Tres poemas - Rafael José Díaz
La fiesta junto al río
Ya no recuerdo, pero sé
que todo tuvo lugar a la orilla de un río,
en un parque que ocupa varios kilómetros de la orilla de un río
que era el límite del parque por uno de sus lados
mientras que por el otro lado no recuerdo qué límite tenía, pero en algún momento
debía de conectar con la ciudad
desde la que nosotros habíamos venido por la noche
con bebidas alcohólicas, tabaco y nada más que yo recuerde
salvo las risas que estallaban en tres o cuatro idiomas
y el despropósito de un sábado
cuya noche era eterna o al menos no tenía un final a la vista.

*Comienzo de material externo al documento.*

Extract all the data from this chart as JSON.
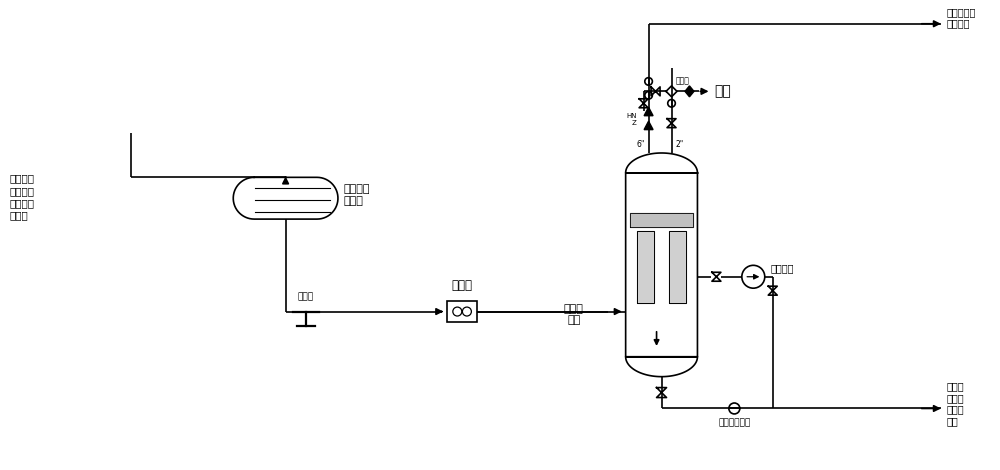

Allí, desplazándonos entre los grandes árboles apenas iluminados
por unas linternas o por estrellas que no recuerdo
pero que debían de ser mágicas, poéticas,
como lo era todo en aquel tiempo,
desaparecíamos para los demás
en grupos de tres o en parejas
o muchas veces de forma individual
hasta que alguien preguntaba por nosotros, oíamos los nombres
que reclamaban nuestra vuelta
mientras, tumbados junto al río, con una mano acaso
dejada caer en la corriente,
bebíamos y hablábamos como si no tuviéramos necesidad de comprenderlo todo,
pues para eso estaba ya el lenguaje permeable del parque
que nos llamaba con más fuerza porque conseguía juntarnos
para que resistiéramos el reclamo de quienes se habían quedado junto al fuego.

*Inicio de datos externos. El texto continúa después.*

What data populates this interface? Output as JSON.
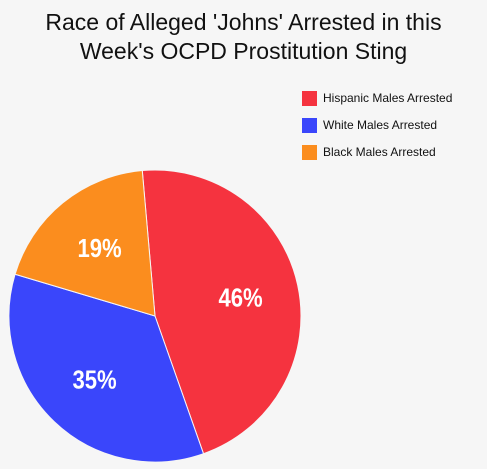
{
  "chart_data": {
    "type": "pie",
    "title_lines": [
      "Race of Alleged 'Johns' Arrested in this",
      "Week's OCPD Prostitution Sting"
    ],
    "legend_position": "top-right",
    "slices": [
      {
        "label": "Hispanic Males Arrested",
        "value": 46,
        "display": "46%",
        "color": "#f5333f"
      },
      {
        "label": "White Males Arrested",
        "value": 35,
        "display": "35%",
        "color": "#3a46fb"
      },
      {
        "label": "Black Males Arrested",
        "value": 19,
        "display": "19%",
        "color": "#fb8d1e"
      }
    ]
  }
}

Porque estoy seguro de que había un fuego
que señalaba esa reunión de estudiantes
una noche cualquiera en una ciudad alemana
donde no entenderlo todo era el mayor de los lujos,
una inocencia mitificadora
que hoy no podría permitirme
por mucho que buscara aquel parque, la orilla de aquel río.
A veces pienso
que momentos como aquellos fueron un aprendizaje que no aproveché
y que si lo hubiera aprovechado para hacer de mí una persona distinta
no estaría contándolos,
no los recordaría
con esta intensidad de niebla iluminada.
Serían otros tantos
momentos convertidos en pasajes de memoria,
pero nada especial como por ejemplo esa noche
cuya compañía no sabría precisar
aunque la intimidad que nos juntaba
no he vuelto a sentirla nunca,
esa ceguera clandestina,
esa incomprensible comunión
como quien escucha no ser entre los matorrales
el vuelo repentino de un pájaro
y se queda para siempre prendido a él,
a ese aleteo en la noche.
~
La descomposición
Eran los días finales,
los de la descomposición del cuaderno en que fui anotando la descomposición.
Había habido una mudanza
que resultó fallida: la vivienda perfecta
sustituida por un piso en las afueras
donde los muelles de la cama chirriaban
y las habitaciones, mustias, reflejaban la grisura del cielo.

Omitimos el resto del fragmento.